Mrs. Kratzer's heart paired easily with her reading. She lived in a house on Water Street, looking out windows at the Chester River, knowing the author grew up in a house barely a block away. She could imagine an era several decades before when Byron's autobiographical hero, Noah, roamed those streets and marveled at the constancy and bounty of the river.

The effect entranced this group of young innocents. We were just on the edge of comprehending the nuclear implications of our nation's cold war with Russia, somehow connecting that with the black and yellow fallout shelter signs drilled into the outside of the school's brick walls. Listening to Byron's vivid descriptions of life in a small tidewater town before mechanized wars began dominating the 20th century took our minds away from grown-up conversations about Khrushchev and personal fallout shelters being dug into the backyards of wealthier neighbors.

Nostalgia is not enough

I once visited Byron at his cabin in St. Michaels, several decades after Mrs. Kratzer introduced me to the author's work. In his 80s and reflecting on a life's work of poetry, columns, short stories and novels, he said he realized that when it came to compelling stories, nostalgia was not enough.

Taking the author's cue, I turn now to a new book about Byron by his friend, caretaker, admirer and executor Jacques T. Baker Jr. Titled "Gilbert Byron: A Life Worth Examining," and published by the Talbot County Free Library Foundation, Baker's book presents a comprehensive view of the author's life and his work. In his introduction, Baker writes: “Gilbert's simple yet moving style of writing brings pleasure to those who have a strong interest in nature, the great Chesapeake and Delaware bays, and how life on, under and around those bays has changed over time. No other author has written so extensively about this region over so long a period of time and from so many perspectives.”
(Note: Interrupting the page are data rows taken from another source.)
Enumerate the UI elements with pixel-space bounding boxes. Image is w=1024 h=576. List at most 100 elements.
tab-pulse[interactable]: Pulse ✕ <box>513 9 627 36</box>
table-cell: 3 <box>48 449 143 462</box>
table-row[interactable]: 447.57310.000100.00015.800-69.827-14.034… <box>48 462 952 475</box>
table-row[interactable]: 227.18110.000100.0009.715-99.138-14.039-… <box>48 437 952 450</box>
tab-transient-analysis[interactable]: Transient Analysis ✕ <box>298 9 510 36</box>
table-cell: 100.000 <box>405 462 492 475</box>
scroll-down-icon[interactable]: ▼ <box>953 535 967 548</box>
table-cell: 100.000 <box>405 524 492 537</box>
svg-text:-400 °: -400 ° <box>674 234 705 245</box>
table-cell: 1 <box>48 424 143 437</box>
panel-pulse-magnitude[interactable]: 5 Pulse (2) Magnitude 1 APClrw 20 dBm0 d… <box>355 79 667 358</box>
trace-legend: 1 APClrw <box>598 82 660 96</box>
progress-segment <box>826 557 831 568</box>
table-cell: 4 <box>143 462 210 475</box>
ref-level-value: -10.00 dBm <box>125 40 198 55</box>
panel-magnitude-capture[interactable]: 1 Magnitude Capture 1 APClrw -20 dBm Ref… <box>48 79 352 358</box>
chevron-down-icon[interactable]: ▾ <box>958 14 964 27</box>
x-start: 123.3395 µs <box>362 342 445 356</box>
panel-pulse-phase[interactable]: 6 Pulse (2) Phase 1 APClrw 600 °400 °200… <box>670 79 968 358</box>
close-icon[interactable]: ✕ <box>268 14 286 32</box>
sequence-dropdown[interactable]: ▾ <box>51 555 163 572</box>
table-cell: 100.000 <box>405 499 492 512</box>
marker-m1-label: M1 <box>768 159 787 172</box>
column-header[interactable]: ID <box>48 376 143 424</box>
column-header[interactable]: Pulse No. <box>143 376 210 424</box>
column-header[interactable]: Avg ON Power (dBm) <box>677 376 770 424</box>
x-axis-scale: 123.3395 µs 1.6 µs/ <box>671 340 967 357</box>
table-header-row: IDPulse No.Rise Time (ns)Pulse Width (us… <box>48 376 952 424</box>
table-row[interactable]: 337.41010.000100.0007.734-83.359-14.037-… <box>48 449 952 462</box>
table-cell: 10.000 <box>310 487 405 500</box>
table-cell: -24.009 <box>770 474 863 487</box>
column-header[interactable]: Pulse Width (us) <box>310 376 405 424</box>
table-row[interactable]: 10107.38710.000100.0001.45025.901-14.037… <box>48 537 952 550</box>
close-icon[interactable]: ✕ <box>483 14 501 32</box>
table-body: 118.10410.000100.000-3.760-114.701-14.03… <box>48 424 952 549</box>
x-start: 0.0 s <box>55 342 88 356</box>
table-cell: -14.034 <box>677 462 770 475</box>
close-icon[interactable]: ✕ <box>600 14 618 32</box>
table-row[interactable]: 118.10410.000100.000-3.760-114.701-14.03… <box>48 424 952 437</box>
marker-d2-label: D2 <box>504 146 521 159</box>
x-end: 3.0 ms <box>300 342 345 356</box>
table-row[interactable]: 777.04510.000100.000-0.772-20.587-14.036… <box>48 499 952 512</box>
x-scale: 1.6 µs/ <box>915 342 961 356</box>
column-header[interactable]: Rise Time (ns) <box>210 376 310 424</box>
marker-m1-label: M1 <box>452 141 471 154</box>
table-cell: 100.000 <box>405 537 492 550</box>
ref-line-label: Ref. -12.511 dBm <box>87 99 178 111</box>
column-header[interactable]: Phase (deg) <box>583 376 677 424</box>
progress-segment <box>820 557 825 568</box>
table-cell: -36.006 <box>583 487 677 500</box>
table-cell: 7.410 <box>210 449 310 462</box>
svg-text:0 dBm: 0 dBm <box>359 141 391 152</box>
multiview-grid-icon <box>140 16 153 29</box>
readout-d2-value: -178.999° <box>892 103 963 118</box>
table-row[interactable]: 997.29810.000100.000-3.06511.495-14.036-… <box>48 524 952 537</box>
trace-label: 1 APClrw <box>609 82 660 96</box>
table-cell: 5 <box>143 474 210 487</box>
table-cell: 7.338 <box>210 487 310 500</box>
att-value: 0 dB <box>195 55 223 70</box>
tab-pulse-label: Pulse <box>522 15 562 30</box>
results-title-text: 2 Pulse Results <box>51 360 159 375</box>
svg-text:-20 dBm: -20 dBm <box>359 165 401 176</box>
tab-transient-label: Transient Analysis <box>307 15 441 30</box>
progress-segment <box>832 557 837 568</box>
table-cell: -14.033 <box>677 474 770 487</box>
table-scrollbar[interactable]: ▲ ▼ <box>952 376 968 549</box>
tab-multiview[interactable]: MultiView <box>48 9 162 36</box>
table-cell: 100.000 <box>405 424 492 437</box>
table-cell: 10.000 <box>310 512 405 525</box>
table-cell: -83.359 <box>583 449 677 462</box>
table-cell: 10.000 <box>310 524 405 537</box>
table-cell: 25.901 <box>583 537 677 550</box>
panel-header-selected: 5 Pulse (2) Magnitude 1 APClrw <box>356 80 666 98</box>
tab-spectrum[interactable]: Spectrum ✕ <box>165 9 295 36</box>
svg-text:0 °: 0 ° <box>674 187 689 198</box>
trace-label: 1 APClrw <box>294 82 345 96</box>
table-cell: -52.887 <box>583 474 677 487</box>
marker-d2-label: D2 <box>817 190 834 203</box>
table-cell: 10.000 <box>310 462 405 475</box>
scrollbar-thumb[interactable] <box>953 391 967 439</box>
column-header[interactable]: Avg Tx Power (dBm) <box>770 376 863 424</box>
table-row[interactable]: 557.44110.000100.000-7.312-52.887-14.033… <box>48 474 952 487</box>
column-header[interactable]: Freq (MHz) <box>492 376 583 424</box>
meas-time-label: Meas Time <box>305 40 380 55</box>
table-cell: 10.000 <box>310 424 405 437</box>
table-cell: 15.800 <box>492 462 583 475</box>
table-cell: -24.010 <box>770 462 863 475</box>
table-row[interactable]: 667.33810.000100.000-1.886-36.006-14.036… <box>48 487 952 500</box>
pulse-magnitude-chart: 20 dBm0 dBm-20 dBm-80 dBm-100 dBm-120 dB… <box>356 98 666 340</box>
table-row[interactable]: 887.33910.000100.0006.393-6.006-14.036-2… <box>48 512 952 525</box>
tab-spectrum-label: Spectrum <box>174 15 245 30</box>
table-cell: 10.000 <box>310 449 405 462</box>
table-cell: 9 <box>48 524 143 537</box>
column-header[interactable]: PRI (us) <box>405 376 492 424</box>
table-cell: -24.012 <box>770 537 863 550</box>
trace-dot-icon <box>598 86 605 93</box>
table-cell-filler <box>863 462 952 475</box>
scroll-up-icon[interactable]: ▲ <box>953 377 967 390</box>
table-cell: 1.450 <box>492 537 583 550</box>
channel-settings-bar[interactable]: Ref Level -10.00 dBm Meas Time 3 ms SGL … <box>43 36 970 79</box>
In just over 315 pages, the reader will find Baker's narrative loaded with dozens of Byron's poems, excerpts from his novels and stories, and lots and lots of letters providing insight into and reflections on a life spanning most of the 20th century, from the author's birth in 1903 to his death in 1991.

Byron started life in Chestertown, graduated Washington College, and taught school in Lewes and Dover before migrating to St. Michaels in Talbot County. There, in the little cabin he constructed on the banks of Old House Cove off San Domingo Creek, he took up a Thoreau-like existence. Barely eking out a living as a writer and substitute teacher, he passed the seasons developing an ever-deepening appreciation for the nature and people of the tidewater region.

Byron embraced his first years as an educator serving as teacher, coach and principal in Lewes schools. But, as Baker's book explains, after developing a love for the maritime feeling of Lewes, its pilots and marshes and the proggers who walked the marshes with long sticks and shotguns to gather shellfish, ducks and turtles, his six years there ended on a sour note. When school board officials discovered that Byron had cast one of only two votes for a socialist presidential candidate in that Depression era, that was enough for them to arrange for his transfer to the Dover system and make way for another local teacher more in keeping with their conservative leanings.

Baker's many years of hard work in examining Byron's life will captivate those familiar with and fond of the author's work. For those less familiar but nonetheless appreciative of this special part of the world that is the heart of Delmarva, Baker's book offers a splendid opportunity to get a closer look, through the eyes of an artist, and to wade into the gentle waters of Byron's work detailed in a painstakingly complete bibliography.